Qoqnoos Publishing House has published the book in 664 pages with a translation by Hossein Nikbakht, Mehr reported.
In the book, originally published in 2018, Nuzzo proposes a reading of Hegel's Logic as “logic of transformation” and “logic of action,” and supports this thesis by looking to works of literature and history as exemplary of Hegel's argument and method.
By examining Melville's “Billy Budd,” Molière's “Tartuffe,” Beckett's “Endgame,” Elizabeth Bishop's and Giacomo Leopardi's late poetry along with “Thucydides' History” in this way, Nuzzo finds an unprecedented and productive way to render Hegel's Logic alive and engaging.
She argues that Melville's “Billy Budd” is the most successful embodiment of the abstract movement of thinking presented in Hegel's Logic, connecting Billy Budd's stutter to the puzzlingly inarticulate beginning of Hegel's Logic, “Being, Pure Being,” identical with “Nothing,” and argues that the Logic serves as an especially appropriate tool for understanding the sudden violent action that strikes Claggart dead.
Through these and other readings, Nuzzo finds a fresh way to address interpretive issues that have remained unresolved for almost two centuries in Hegel's scholarship and also presents well-known works of literature in an entirely new light.
This account of Hegel's Logic is framed by the need for an interpretive tool able to orient the readers’ understanding of the contemporary world as mired in an unprecedented global crisis.
Angelica Nuzzo is a professor of philosophy at the Graduate Center and Brooklyn College, City University of New York. She is the author of “Memory, History, Justice in Hegel” and the editor of “Hegel on Religion and Politics.”
Georg Wilhelm Friedrich Hegel (1770-1831) was a German philosopher and one of the most influential figures of German idealism and 19th-century philosophy. His influence extends across the entire range of contemporary philosophical topics, from metaphysical issues in epistemology and ontology to political philosophy, the philosophy of history, philosophy of art, philosophy of religion, and the history of philosophy.
Born in Stuttgart, Roman Empire, during the transitional period between the Enlightenment and the Romantic movement in the Germanic regions of Europe, Hegel lived through and was influenced by the French Revolution and the Napoleonic wars. His fame rests chiefly upon “The Phenomenology of Spirit,” “The Science of Logic,” his teleological account of history, and his lectures at the University of Berlin on topics from his “Encyclopedia of the Philosophical Sciences”.
Throughout his work, Hegel strove to address and correct the problematic dualisms of modern philosophy, Kantian and otherwise, typically by drawing upon the resources of ancient philosophy, particularly Aristotle.
Hegel everywhere insists that reason and freedom are historical achievements, not natural givens.
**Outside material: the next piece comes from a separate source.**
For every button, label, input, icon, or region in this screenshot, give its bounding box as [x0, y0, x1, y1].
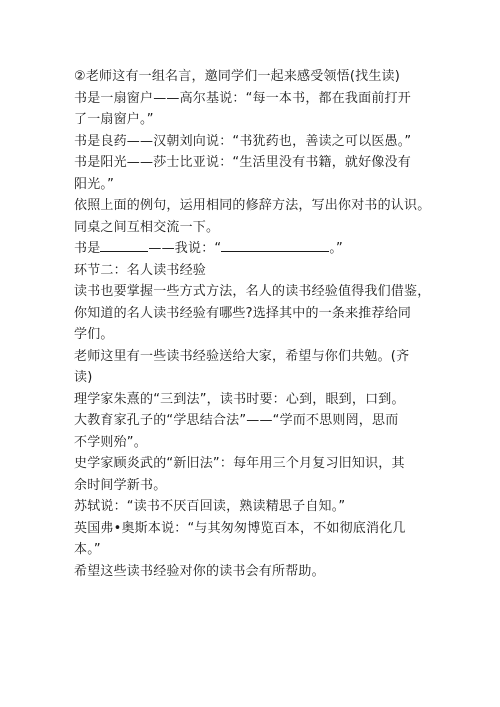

His dialectical-speculative procedure is grounded in the principle of immanence, that is, in assessing claims always according to their own internal criteria. Taking skepticism seriously, he contends that people cannot presume any truths that have not passed the test of experience.
Hegel presents free self-determination as the essence of humankind – a conclusion from his 1806–07 “Phenomenology” that he claims is further verified by the systematic account of the interdependence of logic, nature, and spirit in his later “Encyclopedia”.
He asserts that the Logic at once preserves and overcomes the dualisms of the material and the mental – that is, it accounts for both the continuity and difference marking the domains of nature and culture – as a metaphysically necessary and coherent “identity of identity and non-identity”.